Reporter: Abdul Basith | Editor: Handoyo .
KONTAN.CO.ID - JAKARTA. Perang dagang yang terjadi antara Amerika Serikat (AS) dengan China membuat negara lain lebih waspada. Hal tersebut dinilai menjadi hambatan kesepakatan perjanjian dagang kerja sama ekonomi komperhensif regional (RCEP).
RCEP yang ditargetkan mencapai konklusi tahun 2018 mundur pada tahun 2019. "Setelah perang dagang banyak negara berpikir ulang untuk gabung RCEP," ujar Direktur Institute for Development of Economics and Finance (INDEF) Enny Sri Hartati, Rabu (14/11).
Asal tanu saja, RCEP merupakan perjanjian dagang yang mencakup negara anggota Association of Southeast Asian Nations (ASEAN) ditambah 6 negara lain yaitu China, India, Jepang, Korea Selatan, Australia, dan Selandia Baru.
Banyaknya negara yang terlibat dalam RCEP tidak membuat daya tarik semakin besar.

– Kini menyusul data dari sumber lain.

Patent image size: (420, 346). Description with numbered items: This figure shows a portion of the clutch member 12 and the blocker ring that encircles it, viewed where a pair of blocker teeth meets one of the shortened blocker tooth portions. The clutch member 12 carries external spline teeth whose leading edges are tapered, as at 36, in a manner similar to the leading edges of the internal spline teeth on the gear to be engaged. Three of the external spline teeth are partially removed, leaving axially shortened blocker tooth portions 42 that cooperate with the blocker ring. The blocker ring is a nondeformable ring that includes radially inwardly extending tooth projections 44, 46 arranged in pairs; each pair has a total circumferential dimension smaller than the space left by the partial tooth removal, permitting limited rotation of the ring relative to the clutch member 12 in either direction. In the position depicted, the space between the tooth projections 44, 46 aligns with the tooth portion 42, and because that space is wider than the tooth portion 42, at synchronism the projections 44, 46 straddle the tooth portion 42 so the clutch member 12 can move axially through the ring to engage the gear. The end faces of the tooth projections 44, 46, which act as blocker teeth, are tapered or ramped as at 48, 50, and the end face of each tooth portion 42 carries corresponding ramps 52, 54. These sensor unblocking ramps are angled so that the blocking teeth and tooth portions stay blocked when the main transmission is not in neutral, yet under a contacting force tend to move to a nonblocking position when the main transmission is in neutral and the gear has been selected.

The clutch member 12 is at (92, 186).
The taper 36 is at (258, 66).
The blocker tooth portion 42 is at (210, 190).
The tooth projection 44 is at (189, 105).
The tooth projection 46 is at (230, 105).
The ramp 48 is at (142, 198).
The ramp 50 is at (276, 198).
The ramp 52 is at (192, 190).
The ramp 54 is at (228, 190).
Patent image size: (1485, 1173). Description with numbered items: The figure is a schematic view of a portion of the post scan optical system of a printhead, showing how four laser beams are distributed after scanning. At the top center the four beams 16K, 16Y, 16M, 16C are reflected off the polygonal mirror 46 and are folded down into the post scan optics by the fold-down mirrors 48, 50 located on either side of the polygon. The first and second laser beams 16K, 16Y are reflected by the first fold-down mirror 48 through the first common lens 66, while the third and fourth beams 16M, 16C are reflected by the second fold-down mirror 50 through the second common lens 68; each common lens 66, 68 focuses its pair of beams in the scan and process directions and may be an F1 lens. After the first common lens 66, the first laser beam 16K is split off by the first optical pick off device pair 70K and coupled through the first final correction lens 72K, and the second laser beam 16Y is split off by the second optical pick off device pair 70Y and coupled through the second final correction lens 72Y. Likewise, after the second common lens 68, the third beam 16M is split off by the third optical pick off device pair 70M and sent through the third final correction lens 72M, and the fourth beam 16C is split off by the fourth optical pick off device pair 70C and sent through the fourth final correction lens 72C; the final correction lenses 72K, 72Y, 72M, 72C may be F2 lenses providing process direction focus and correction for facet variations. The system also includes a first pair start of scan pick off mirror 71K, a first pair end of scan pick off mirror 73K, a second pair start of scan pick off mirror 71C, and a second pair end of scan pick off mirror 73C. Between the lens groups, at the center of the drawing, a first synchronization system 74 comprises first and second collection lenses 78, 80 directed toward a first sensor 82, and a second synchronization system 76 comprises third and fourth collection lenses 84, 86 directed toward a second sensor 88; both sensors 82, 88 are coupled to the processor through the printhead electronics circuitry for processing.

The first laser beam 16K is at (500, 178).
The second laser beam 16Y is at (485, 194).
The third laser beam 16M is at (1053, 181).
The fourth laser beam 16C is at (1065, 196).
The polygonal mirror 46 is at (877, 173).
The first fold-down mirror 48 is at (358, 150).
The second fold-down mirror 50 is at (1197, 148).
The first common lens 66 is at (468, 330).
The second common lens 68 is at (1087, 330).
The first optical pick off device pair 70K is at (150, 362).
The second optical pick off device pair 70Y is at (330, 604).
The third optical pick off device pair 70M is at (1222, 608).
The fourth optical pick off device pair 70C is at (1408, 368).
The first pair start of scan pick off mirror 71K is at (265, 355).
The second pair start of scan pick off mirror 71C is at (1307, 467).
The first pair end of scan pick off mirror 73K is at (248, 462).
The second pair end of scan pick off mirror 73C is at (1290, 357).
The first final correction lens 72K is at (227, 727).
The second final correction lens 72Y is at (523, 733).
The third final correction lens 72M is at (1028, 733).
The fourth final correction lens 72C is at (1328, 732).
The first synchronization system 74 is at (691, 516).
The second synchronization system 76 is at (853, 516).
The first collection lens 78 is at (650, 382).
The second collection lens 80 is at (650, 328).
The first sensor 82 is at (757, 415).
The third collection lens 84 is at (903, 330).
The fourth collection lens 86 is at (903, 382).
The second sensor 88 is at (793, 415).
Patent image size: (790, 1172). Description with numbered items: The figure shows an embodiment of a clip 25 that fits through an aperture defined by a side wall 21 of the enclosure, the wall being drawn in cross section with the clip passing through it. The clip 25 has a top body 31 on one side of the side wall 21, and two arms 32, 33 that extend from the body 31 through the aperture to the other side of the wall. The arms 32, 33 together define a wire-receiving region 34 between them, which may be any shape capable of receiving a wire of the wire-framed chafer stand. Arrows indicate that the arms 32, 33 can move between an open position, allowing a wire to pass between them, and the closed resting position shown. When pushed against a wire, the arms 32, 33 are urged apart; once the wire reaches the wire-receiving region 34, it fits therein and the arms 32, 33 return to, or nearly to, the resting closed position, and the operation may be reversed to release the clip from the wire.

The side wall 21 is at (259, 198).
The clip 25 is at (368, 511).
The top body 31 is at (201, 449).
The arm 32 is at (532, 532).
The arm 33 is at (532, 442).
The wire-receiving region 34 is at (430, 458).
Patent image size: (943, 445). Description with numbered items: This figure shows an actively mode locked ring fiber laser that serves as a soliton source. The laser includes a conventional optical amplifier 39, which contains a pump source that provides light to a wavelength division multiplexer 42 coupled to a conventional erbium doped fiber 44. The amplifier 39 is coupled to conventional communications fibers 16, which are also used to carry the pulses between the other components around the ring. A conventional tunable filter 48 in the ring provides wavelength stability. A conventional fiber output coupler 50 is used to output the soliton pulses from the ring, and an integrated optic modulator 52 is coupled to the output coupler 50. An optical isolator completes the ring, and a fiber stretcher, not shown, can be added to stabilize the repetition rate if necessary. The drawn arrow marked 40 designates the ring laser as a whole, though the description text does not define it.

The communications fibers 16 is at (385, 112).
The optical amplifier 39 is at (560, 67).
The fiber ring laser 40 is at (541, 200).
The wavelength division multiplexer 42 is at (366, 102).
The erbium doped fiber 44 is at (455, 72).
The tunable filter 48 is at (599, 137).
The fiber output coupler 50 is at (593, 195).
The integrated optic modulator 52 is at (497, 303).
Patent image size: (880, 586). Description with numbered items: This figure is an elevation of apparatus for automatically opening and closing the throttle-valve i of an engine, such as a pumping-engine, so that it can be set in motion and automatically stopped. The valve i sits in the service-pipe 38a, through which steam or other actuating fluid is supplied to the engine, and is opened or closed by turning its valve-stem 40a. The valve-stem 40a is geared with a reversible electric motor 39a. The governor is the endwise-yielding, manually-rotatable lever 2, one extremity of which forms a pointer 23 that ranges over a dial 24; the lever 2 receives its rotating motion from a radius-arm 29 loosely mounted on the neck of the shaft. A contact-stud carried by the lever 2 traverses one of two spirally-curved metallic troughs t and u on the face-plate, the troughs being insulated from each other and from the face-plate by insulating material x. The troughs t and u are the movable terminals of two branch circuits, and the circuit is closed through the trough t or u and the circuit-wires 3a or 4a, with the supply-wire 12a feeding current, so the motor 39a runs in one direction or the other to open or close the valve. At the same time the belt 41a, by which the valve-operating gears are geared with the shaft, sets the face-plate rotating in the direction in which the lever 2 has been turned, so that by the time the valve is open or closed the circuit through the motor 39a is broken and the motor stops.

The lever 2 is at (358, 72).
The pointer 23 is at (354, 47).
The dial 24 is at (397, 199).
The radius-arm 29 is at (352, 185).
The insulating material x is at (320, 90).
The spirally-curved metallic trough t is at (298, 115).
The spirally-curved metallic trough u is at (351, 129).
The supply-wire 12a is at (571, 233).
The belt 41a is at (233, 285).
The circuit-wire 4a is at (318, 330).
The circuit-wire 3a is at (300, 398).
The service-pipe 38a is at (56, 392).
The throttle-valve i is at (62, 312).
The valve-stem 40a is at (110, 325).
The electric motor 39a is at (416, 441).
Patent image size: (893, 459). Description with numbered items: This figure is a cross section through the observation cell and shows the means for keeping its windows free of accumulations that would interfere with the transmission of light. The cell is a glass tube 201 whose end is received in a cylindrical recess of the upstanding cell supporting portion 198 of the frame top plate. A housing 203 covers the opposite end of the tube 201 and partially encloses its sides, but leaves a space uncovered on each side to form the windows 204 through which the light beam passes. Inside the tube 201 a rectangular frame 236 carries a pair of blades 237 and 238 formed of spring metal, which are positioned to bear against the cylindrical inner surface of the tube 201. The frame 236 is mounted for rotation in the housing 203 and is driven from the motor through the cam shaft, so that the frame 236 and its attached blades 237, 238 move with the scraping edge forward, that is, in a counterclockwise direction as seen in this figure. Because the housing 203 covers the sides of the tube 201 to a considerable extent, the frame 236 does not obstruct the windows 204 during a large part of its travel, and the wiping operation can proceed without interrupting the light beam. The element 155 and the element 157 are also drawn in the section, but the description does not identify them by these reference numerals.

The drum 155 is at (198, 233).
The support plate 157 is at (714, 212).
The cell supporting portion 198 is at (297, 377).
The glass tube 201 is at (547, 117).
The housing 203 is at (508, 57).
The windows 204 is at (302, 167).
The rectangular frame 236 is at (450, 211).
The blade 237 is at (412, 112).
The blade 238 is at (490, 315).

Hal itu ditambah lagi terdapat negara yang terlibat langsung dalam perang dagang yaitu China. "Keuntungan tidak sesederhana itu banyka negara yang juga sadar akan lebih dimanfaati oleh China," terang Enny.
Meski begitu pengusaha optimis RCEP akan memberikan keuntungan bagi perdagangan Indonesia. Asosiasi Pengusaha Indonesia (Apindo) berharap perjanjian dapat selesai sebelum Pemilihan Umum (Pemilu) Presiden digelar.
Pergantian pemerintahan dikhawatirkan akan dapat menimbulkan banyak perubahan. "Kalau ini bisa selesai sebelum Pemilu akan luar biasa," jelas Wakil Ketua Apindo, Shinta Widjaja Kamdani.